The Story
Why it exists.
The beginning
The Kimono Collection takes its name from the garments themselves, each fragrance a study of a different fabric, a different mood worn close to skin. Yuki, the Japanese word for snow, arrives with a different kind of stillness. Not silence, but the muffled hush of a landscape rearranged overnight. The result is a fragrance that wears like a thought half-spoken, present, considered, and quietly complete. Snow holds a particular weight in Japanese aesthetic tradition. It transforms without force, covers without erasing, and is gone before you can hold it too long. That impermanence is the point. Yuki the fragrance doesn't announce itself. It settles. The opening is cool and crisp, like the first breath drawn on a morning when fresh powder has fallen.

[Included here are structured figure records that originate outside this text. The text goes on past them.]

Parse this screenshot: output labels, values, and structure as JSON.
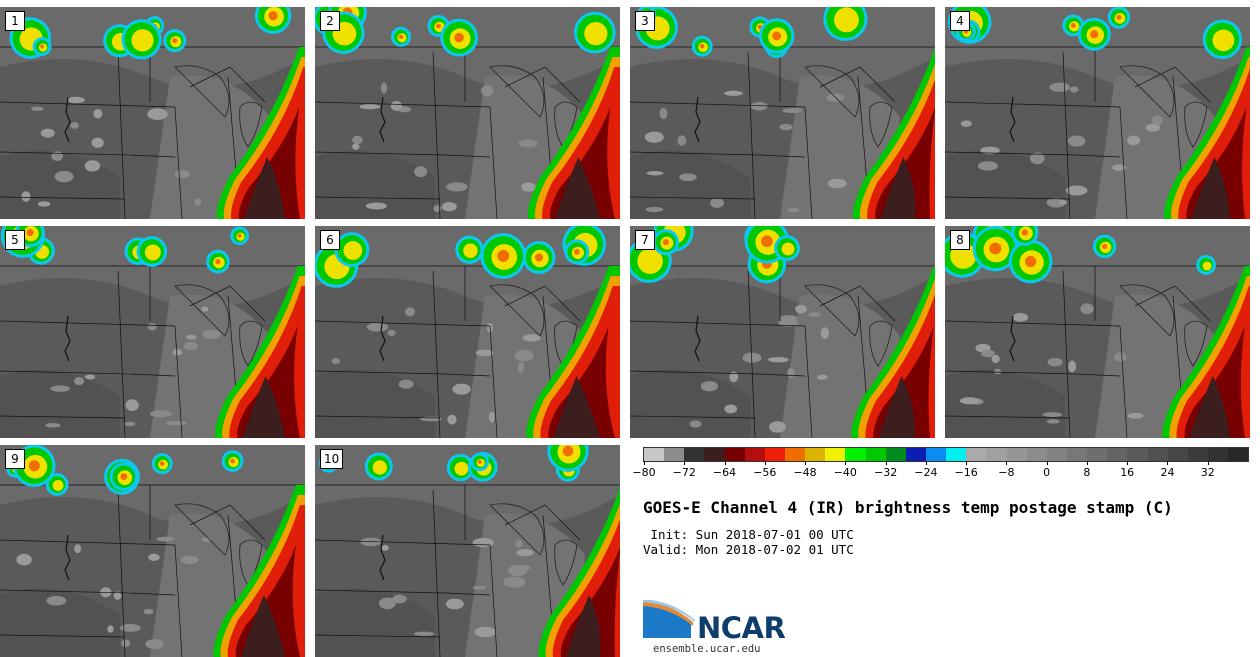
{
  "title": "GOES-E Channel 4 (IR) brightness temp postage stamp (C)",
  "init": " Init: Sun 2018-07-01 00 UTC",
  "valid": "Valid: Mon 2018-07-02 01 UTC",
  "logo": {
    "text": "NCAR",
    "url": "ensemble.ucar.edu",
    "icon": "ncar-logo-icon"
  },
  "members": [
    "1",
    "2",
    "3",
    "4",
    "5",
    "6",
    "7",
    "8",
    "9",
    "10"
  ],
  "colorbar": {
    "colors": [
      "#c8c8c8",
      "#8c8c8c",
      "#323232",
      "#3c1e1e",
      "#780000",
      "#b40f0f",
      "#f01e0a",
      "#f06e00",
      "#dcb400",
      "#f0f000",
      "#00f000",
      "#00c800",
      "#008c1e",
      "#0a1eb4",
      "#0a8cf0",
      "#00f0f0",
      "#aaaaaa",
      "#a0a0a0",
      "#969696",
      "#8c8c8c",
      "#828282",
      "#787878",
      "#6e6e6e",
      "#646464",
      "#5a5a5a",
      "#505050",
      "#464646",
      "#3c3c3c",
      "#323232",
      "#282828"
    ],
    "tick_labels": [
      "-80",
      "-72",
      "-64",
      "-56",
      "-48",
      "-40",
      "-32",
      "-24",
      "-16",
      "-8",
      "0",
      "8",
      "16",
      "24",
      "32"
    ],
    "range": [
      -80,
      40
    ]
  }
}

What makes Yuki unusual is the way its powdery register doesn't feel retro or dated. Heliotrope and benzoin together can easily tip into grandmother's vanity, sweet, heavy, clinging. Here, the kumquat at the opening cuts a citrus-bright line through the softness that follows, and the oakmoss in the base keeps everything grounded in something almost green, almost mineral. The lavender is there from the first breath, but it's been tempered. Clean, not sharp. Aromatic, not medicinal. It sets the stage without dominating the scene. Vanilla at the base reads warm but not gourmand. Amber wraps around it like light through frosted glass.
The evolution
Kumquat arrives first, a quick citrus pulse that gives way smoothly as the lavender takes more room. By the early stage, the fragrance has already shifted into something more textured, geranium's green bite sitting alongside jasmine's floral weight, with a hint of something spicy threading through. The spice doesn't announce itself. It adds depth. As the scent settles, the powdery core asserts itself. Heliotrope and benzoin arrive together, creating that characteristic almond-sweet warmth that defines the heart of this composition. Vanilla follows close behind, settling into skin with the kind of closeness that only someone standing beside you would notice. The drydown is intimate by design, warm, soft, slightly sweet, and lingering close to the skin.
Cultural impact
The Kimono Collection represents a deliberate intersection between Japanese aesthetic philosophy and French perfumery tradition. Miya Shinma approaches each fragrance as an exploration of seasonal nuance and sensory detail. Kimono Collection Yuki captures the Japanese aesthetic of quiet beauty through its powdery lavender opening that dissolves like frost in sunlight. The opening offers a translucent clarity, powdery and clean, like morning light through thin curtains. A soft floral heart develops, carrying warmth and gentle sweetness that doesn't announce itself.